3.) On reading. You seem well-read. If you join an online writing group, expect to hear, "read more!" So I won't tell you that. What I will tell you is, seek to understand what you read. Seek not only to understand what is written, but seek to understand
how it is written. What makes this particular piece of writing stand out? Why does it resonate with you? What was the cost suffered by the hero, and what became of the hero's agony toward the denouement, or resolution, of the story? What is the pacing? How does the voice it is written in guide and direct your experience as the reader? (Here I am thinking of Willa Cather.) In other words, what is your existential experience of the piece? In other words, what I am trying to say is, interact with the text on such a deep level that you walk away having mastered the piece. In doing so, your reading will begin to master you.
4.) Discouragement. Experience it. (Sorry, tough love here.) I used to think writers needed 'crocodile skin', meaning, that they needed to defend their ideas about their text at all costs. I no longer think that. (It was poor advice.) Rather, they need to hear the bad as well as the good. It's the only way you can grow. If you want to be published, let other people into what you write. While your actual writing may be labored out in the vacuum of your closet, what you write must stand before an audience much wider, and much broader, than you can envision. Accept that not everyone who reads what you write will be either enamored by or possessed with the passion with which you have invested in your work--and listen to what these people have to say. Compare it to what you think your message is saying, weigh those comments, and after having slept on it for several weeks--all the while letting their comments abrade you and torment you in the night watches--then decide on whether to accommodate or reply or dismiss those comments. But do think on them heavily. No one gives negative advice easily; it's much easier to give no advice at all.
5.) On completing a project. Read everything you can on the nuts & bolts of writing, read about structure and plot and how to write characters and set scenes and, most of all, practice, practice, practice. Personally, I love reading about successful authors and how they wrote their masterpieces. Mostly, it is persistence and luck. Anyone can manage that. What you can't manage is the book-buying public, its fickleness, and the influence of technology on literature--or on any book for that matter. But look for structure especially, because out of a well-structured book you get meaning. For the beginning writer, I'll admit this is largely happenstance. But for the skilled journalist writing about his experience in war-torn Chechnya, nothing is happenstance except the events that unfolded. The meaning comes out of the shared experience he has with those around him and the cycle of events that unfold around him which all involved are subject to. Nothing he puts in his diary is by mistake. Strive to let nothing you put into what you write be by mistake, either.
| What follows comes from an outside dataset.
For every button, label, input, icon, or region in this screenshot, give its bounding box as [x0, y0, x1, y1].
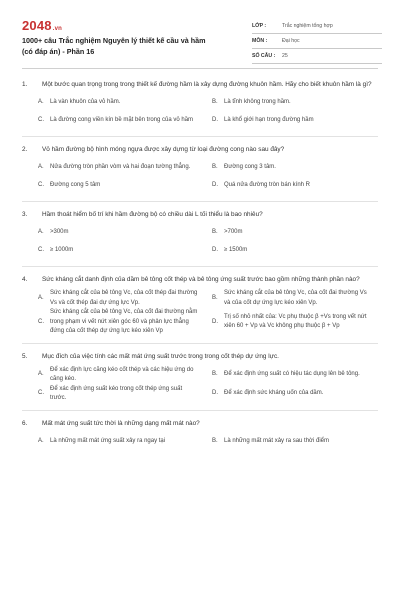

Don't excuse the cynicism. It's genuine. When I am writing, I live with it daily.
Sometimes I am happier not writing.
Sometimes, when I am writing, there is no greater pleasure I have ever received on earth than the very experience of writing itself.
That I may publish what I have written for the public to read, that is extraneous to why I began as a writer. Yet, regarding publication, I take a very different approach to what I write when the intention is publication. Everyone's different. You
should have different motivations--find them. There are some first-time writers out there who do publish their first book. But I'll share with you some sage advice of one of my professors: just because you
can, doesn't mean you
should.
I'll let you make of that what you will.
If I haven't entirely discouraged you from your labors, PM me and we can chat. I'd be happy to share with you some titles for books on writing (and editing) that I have enjoyed.
And I hope you do stay. There are some wonderful people here and they are very giving and compassionate with their time and advice and have built up a very inclusive community.